Do expect some resistance. Especially if you finally break off the relationship. Expect them to be angry with you, say things to make you feel guilty, keep bombarding your phone with calls, texts and emails. They will intrude your personal space. Do not give in. You do not want to be stuck in this codependency loop forever.
Instead, draw the line. Be aware of your responsibility and keep communicating the boundaries repeatedly to the other party. Until they become aware of their own responsibility and stop resisting, do not stop. It is either they come to the realization that you have changed and they’ll have to, or they find another person to feed off on. Whatever, the outcome may be, make yourself your top priority and keep working on yourself.
Face your past
Developing codependency traits is not something that happens naturally, it is usually triggered by past traumatic experiences. Take a look at the events of your life, especially your childhood and teenage years. Abuse and neglect can make you develop codependency as a coping mechanism. It is what you have been exposed to. That is the only type of relationship you know how to be in.
It can be very painful and uncomfortable to dig up events from your past, but it has to be done if you want to get out of a codependent relationship. In order to completely heal and move forward, you might have to deal with your past.
There is a thin line between love and obsession. It is not easy to get out of a codependent relationship but when you do, that is not the end of the road. There is more work to be done. When you finally heal from a toxic relationship and decide to move on to the next, there may be signs of neediness the other person displays that might trigger your codependency habits.

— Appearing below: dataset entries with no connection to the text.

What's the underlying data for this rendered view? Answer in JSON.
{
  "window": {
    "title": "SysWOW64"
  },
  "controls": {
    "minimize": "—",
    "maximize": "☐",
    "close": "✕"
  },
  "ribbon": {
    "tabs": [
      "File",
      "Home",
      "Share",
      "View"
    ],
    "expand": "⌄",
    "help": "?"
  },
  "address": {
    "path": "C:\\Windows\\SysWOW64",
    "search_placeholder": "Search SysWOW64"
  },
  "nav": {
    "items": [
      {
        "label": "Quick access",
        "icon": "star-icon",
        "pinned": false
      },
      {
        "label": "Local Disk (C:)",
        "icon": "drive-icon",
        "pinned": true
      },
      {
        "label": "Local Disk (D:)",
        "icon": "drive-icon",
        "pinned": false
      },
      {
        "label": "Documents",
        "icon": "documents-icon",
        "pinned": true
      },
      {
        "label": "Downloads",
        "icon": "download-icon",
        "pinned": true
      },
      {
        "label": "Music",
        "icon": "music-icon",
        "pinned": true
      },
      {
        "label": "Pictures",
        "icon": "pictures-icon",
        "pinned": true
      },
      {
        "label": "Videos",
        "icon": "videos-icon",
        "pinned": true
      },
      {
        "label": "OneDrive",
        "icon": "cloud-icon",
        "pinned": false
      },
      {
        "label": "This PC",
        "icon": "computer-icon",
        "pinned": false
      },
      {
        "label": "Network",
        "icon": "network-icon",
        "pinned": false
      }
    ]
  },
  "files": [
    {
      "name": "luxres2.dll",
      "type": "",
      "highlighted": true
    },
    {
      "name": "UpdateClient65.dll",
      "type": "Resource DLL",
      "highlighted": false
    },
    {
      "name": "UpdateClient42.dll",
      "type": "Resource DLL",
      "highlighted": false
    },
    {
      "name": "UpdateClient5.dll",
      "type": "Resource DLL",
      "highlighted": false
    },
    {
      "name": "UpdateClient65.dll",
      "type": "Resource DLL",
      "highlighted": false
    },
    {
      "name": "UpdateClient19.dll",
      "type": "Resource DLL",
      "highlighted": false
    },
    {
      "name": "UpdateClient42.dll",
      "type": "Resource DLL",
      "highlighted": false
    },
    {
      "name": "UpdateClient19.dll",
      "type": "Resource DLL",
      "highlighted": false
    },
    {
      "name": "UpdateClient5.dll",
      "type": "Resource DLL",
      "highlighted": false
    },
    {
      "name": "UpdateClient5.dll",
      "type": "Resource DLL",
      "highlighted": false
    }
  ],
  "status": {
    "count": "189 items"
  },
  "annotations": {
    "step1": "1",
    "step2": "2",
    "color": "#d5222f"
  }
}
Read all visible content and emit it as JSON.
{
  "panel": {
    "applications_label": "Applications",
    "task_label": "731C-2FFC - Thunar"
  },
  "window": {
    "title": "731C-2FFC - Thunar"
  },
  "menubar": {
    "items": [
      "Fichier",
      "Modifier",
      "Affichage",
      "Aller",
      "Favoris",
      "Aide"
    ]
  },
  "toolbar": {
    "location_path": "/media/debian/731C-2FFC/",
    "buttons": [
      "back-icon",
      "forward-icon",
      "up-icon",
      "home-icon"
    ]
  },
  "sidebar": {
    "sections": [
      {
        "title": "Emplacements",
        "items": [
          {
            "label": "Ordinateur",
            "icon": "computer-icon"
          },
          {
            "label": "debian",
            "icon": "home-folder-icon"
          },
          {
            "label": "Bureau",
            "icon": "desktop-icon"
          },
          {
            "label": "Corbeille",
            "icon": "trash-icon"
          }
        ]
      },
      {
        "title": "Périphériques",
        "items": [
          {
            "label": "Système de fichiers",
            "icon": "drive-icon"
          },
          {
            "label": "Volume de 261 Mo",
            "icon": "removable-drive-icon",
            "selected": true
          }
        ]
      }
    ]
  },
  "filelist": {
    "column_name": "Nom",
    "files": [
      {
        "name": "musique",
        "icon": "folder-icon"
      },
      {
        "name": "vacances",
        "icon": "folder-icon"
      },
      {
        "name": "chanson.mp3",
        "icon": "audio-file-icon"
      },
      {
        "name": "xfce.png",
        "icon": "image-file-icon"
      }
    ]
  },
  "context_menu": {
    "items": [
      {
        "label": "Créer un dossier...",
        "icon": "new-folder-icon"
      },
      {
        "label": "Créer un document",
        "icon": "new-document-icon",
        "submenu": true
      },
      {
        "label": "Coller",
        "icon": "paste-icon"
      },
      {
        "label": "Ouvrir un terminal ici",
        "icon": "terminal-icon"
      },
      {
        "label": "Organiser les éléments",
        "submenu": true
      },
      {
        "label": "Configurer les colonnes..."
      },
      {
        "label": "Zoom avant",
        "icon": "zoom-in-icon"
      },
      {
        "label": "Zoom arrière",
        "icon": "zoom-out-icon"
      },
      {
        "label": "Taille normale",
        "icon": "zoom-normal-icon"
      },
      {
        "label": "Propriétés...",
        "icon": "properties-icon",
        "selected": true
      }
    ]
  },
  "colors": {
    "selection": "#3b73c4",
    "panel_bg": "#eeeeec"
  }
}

You have to be aware of these habits. Pay close attention to yourself. Practise introspection from time to time. Notice how these obsessions show up. Ask yourself questions like: Am I going the extra mile to be with this person? Am I a codependent moving from one relationship to the other? Am I doing all the work? Is the other person as invested emotionally as I am?
These are questions to ask yourself. Remember you can give out love and care without taking up their full responsibility and thinking about them all the time. Be mindful of the patterns. You don’t want to go from a codependent partner to being a codependent friend. It is very possible to break this cycle.
If you feel like you are stuck in codependency and can’t seem to get out of it, do not succumb to that feeling. It is important to know that you have the power. You have the capability to break the unhealthy cycle. You can develop healthier relationships with people. You can overcome codependency!
Intentionally working on yourself, giving more attention to self-care and making yourself your topmost priority will help you get back to your feet. Learn to be more independent, set healthy boundaries in your relationships and watch yourself build and develop more healthy relationships.